People always talk to me on the plane, except last night. I sat in the middle and ate the roast beef sandwich I’d stuffed into my messenger bag. Then I leaned back, closed my eyes, and imagined no one could see me. Finally, soundless and still, I let the tears fall.
I don’t usually cry in public. It’s one of our last taboos. You can appear to strangers in your underwear, but letting them see you cry feels dangerously intimate. So the two women on either side of me didn’t ask where I was going or where I’d been, as my seatmates usually do. The twenty-something on my left kept typing up revised guidelines for new hires, and the sixty-something on my right paged through her paperback.
I cry every time I drop my son off at college. Normally I hold everything together until no one can see me. This time I was too rushed to dash into the public restroom and lock myself in a stall, where I could let my face redden, then powder the blotches away.

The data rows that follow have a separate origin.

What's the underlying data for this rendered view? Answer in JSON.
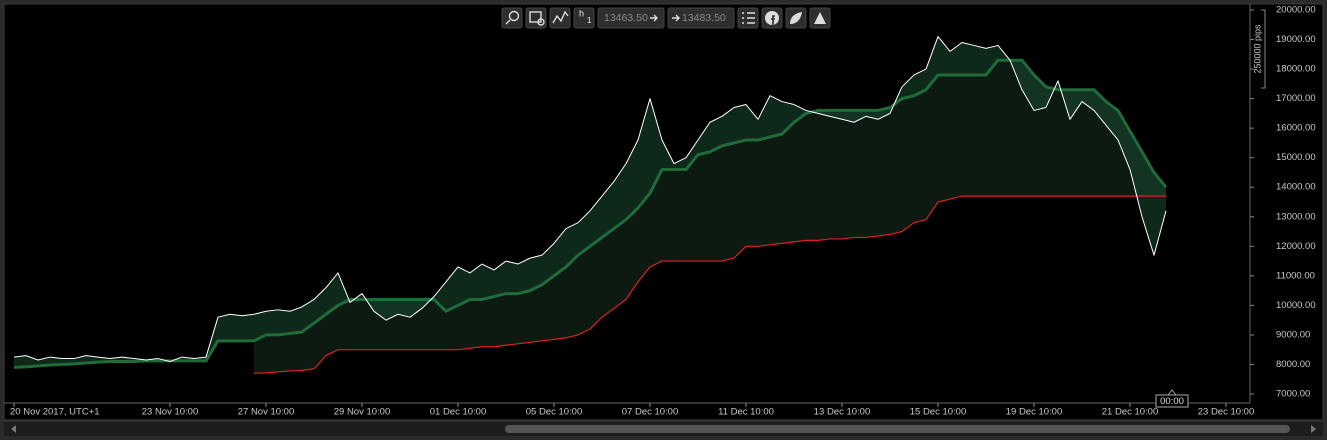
{
  "toolbar": {
    "timeframe": "h",
    "timeframe_count": "1",
    "price_from": "13463.50",
    "price_to": "13483.50"
  },
  "chart_data": {
    "type": "line",
    "categories": [
      "20 Nov 2017, UTC+1",
      null,
      null,
      null,
      null,
      null,
      null,
      null,
      null,
      null,
      null,
      null,
      null,
      "23 Nov 10:00",
      null,
      null,
      null,
      null,
      null,
      null,
      null,
      "27 Nov 10:00",
      null,
      null,
      null,
      null,
      null,
      null,
      null,
      "29 Nov 10:00",
      null,
      null,
      null,
      null,
      null,
      null,
      null,
      "01 Dec 10:00",
      null,
      null,
      null,
      null,
      null,
      null,
      null,
      "05 Dec 10:00",
      null,
      null,
      null,
      null,
      null,
      null,
      null,
      "07 Dec 10:00",
      null,
      null,
      null,
      null,
      null,
      null,
      null,
      "11 Dec 10:00",
      null,
      null,
      null,
      null,
      null,
      null,
      null,
      "13 Dec 10:00",
      null,
      null,
      null,
      null,
      null,
      null,
      null,
      "15 Dec 10:00",
      null,
      null,
      null,
      null,
      null,
      null,
      null,
      "19 Dec 10:00",
      null,
      null,
      null,
      null,
      null,
      null,
      null,
      "21 Dec 10:00",
      null,
      null,
      null,
      null,
      null,
      null,
      null,
      "23 Dec 10:00"
    ],
    "series": [
      {
        "color": "#ffffff",
        "values": [
          8250,
          8300,
          8150,
          8250,
          8200,
          8200,
          8300,
          8250,
          8200,
          8250,
          8200,
          8150,
          8200,
          8100,
          8250,
          8200,
          8250,
          9600,
          9700,
          9650,
          9700,
          9800,
          9850,
          9800,
          9950,
          10200,
          10600,
          11100,
          10100,
          10400,
          9800,
          9500,
          9700,
          9600,
          9900,
          10300,
          10800,
          11300,
          11100,
          11400,
          11200,
          11500,
          11400,
          11600,
          11700,
          12100,
          12600,
          12800,
          13200,
          13700,
          14200,
          14800,
          15600,
          17000,
          15600,
          14800,
          15000,
          15600,
          16200,
          16400,
          16700,
          16800,
          16300,
          17100,
          16900,
          16800,
          16600,
          16500,
          16400,
          16300,
          16200,
          16400,
          16300,
          16500,
          17400,
          17800,
          18000,
          19100,
          18600,
          18900,
          18800,
          18700,
          18800,
          18300,
          17300,
          16600,
          16700,
          17600,
          16300,
          16900,
          16600,
          16100,
          15600,
          14600,
          13000,
          11700,
          13200,
          null,
          null,
          null,
          null,
          null
        ]
      },
      {
        "color": "#1f6b3a",
        "values": [
          7900,
          7920,
          7950,
          7980,
          8000,
          8020,
          8050,
          8080,
          8100,
          8100,
          8100,
          8120,
          8120,
          8120,
          8120,
          8120,
          8120,
          8800,
          8800,
          8800,
          8800,
          9000,
          9000,
          9050,
          9100,
          9400,
          9700,
          10000,
          10200,
          10200,
          10200,
          10200,
          10200,
          10200,
          10200,
          10200,
          9800,
          10000,
          10200,
          10200,
          10300,
          10400,
          10400,
          10500,
          10700,
          11000,
          11300,
          11700,
          12000,
          12300,
          12600,
          12900,
          13300,
          13800,
          14600,
          14600,
          14600,
          15100,
          15200,
          15400,
          15500,
          15600,
          15600,
          15700,
          15800,
          16200,
          16500,
          16600,
          16600,
          16600,
          16600,
          16600,
          16600,
          16700,
          17000,
          17100,
          17300,
          17800,
          17800,
          17800,
          17800,
          17800,
          18300,
          18300,
          18300,
          17800,
          17400,
          17300,
          17300,
          17300,
          17300,
          16900,
          16600,
          15900,
          15200,
          14500,
          14000,
          null,
          null,
          null,
          null,
          null
        ]
      },
      {
        "color": "#e02020",
        "values": [
          null,
          null,
          null,
          null,
          null,
          null,
          null,
          null,
          null,
          null,
          null,
          null,
          null,
          null,
          null,
          null,
          null,
          null,
          null,
          null,
          7700,
          7720,
          7750,
          7780,
          7800,
          7850,
          8300,
          8500,
          8500,
          8500,
          8500,
          8500,
          8500,
          8500,
          8500,
          8500,
          8500,
          8500,
          8550,
          8600,
          8600,
          8650,
          8700,
          8750,
          8800,
          8850,
          8900,
          9000,
          9200,
          9600,
          9900,
          10200,
          10800,
          11300,
          11500,
          11500,
          11500,
          11500,
          11500,
          11500,
          11600,
          12000,
          12000,
          12050,
          12100,
          12150,
          12200,
          12200,
          12250,
          12250,
          12300,
          12300,
          12350,
          12400,
          12500,
          12800,
          12900,
          13500,
          13600,
          13700,
          13700,
          13700,
          13700,
          13700,
          13700,
          13700,
          13700,
          13700,
          13700,
          13700,
          13700,
          13700,
          13700,
          13700,
          13700,
          13700,
          13700,
          null,
          null,
          null,
          null,
          null
        ]
      }
    ],
    "ylim": [
      7000,
      20000
    ],
    "yticks": [
      {
        "value": 7000,
        "label": "7000.00"
      },
      {
        "value": 8000,
        "label": "8000.00"
      },
      {
        "value": 9000,
        "label": "9000.00"
      },
      {
        "value": 10000,
        "label": "10000.00"
      },
      {
        "value": 11000,
        "label": "11000.00"
      },
      {
        "value": 12000,
        "label": "12000.00"
      },
      {
        "value": 13000,
        "label": "13000.00"
      },
      {
        "value": 14000,
        "label": "14000.00"
      },
      {
        "value": 15000,
        "label": "15000.00"
      },
      {
        "value": 16000,
        "label": "16000.00"
      },
      {
        "value": 17000,
        "label": "17000.00"
      },
      {
        "value": 18000,
        "label": "18000.00"
      },
      {
        "value": 19000,
        "label": "19000.00"
      },
      {
        "value": 20000,
        "label": "20000.00"
      }
    ],
    "grid": false,
    "y_scale_label": "250000 pips",
    "cursor_label": "00:00"
  }
}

On this trip, I was helping my son move into a new college as a transfer student, far from home. I was leaving him the car, and I hoped he would drive safely. I hoped he would make good friends this time and be happy. I hoped he would be better at keeping in touch with me than I had been with my own mother. I didn’t want to burden him with my hopes and worries. But maybe I was wrong.
A few months ago, my son and I watched a DVD of the clever, quirky romantic comedy “Enough Said.” Julie Louis Dreyfeus plays a single mom whose daughter is about to move away to college. Through the whole movie, the mom complains about how her life will end once her baby abandons her. It will be the worst day of her life. She might have to lock her daughter’s room and never let her go.
At the end of the movie, my son paced and grimaced. “You didn’t like it?” I asked.
“I did,” he said. “It’s just. . .”
“Just what?”
“It’s just . . . how come you weren’t upset when I left for college?”
“I was.”
“You didn’t cry.”
“I did,” I said. “In the bathroom. In the car once I dropped you off. But I wanted you to think I was strong. I didn’t want you to see me fall apart.”
“Why?”
Good question. Maybe next time I won’t wait till I get on the plane. I’ll tell him how I feel as he weaves through 70-miles-an-hour traffic on the way to the airport. I’ll think of this passage from John Updike’s story, “My Father’s Tears,” and try to be more eloquent:
“Come to think of it, I saw my father cry only once. It was at the Alton train station, back when the trains still ran. I was on my way to Philadelphia to catch the train that would return me to Boston and college. I was eager to go, for already my home and my parents had become somewhat unreal to me, and college, with its courses and the hopes for my future they inspired and the girlfriend I had acquired in my sophomore year, had become more real every semester; it shocked me—threw me off track, as it were—to see that my father’s eyes, as he shook my hand goodbye, glittered with tears.
“I blamed it on our shaking hands: for eighteen years, we had never had occasion for this ritual, this manly contact, and we had groped our way into it only in the past few years. He was taller than I, though I was not short, and I realized, his hand warm in mine while he tried to smile, that he had a different perspective than I. I was going somewhere, and he was seeing me go. I was growing in my own sense of myself, and to him I was getting smaller. He had loved me, it came to me as never before. It was something that had not needed to be said before, and now his tears were saying it.”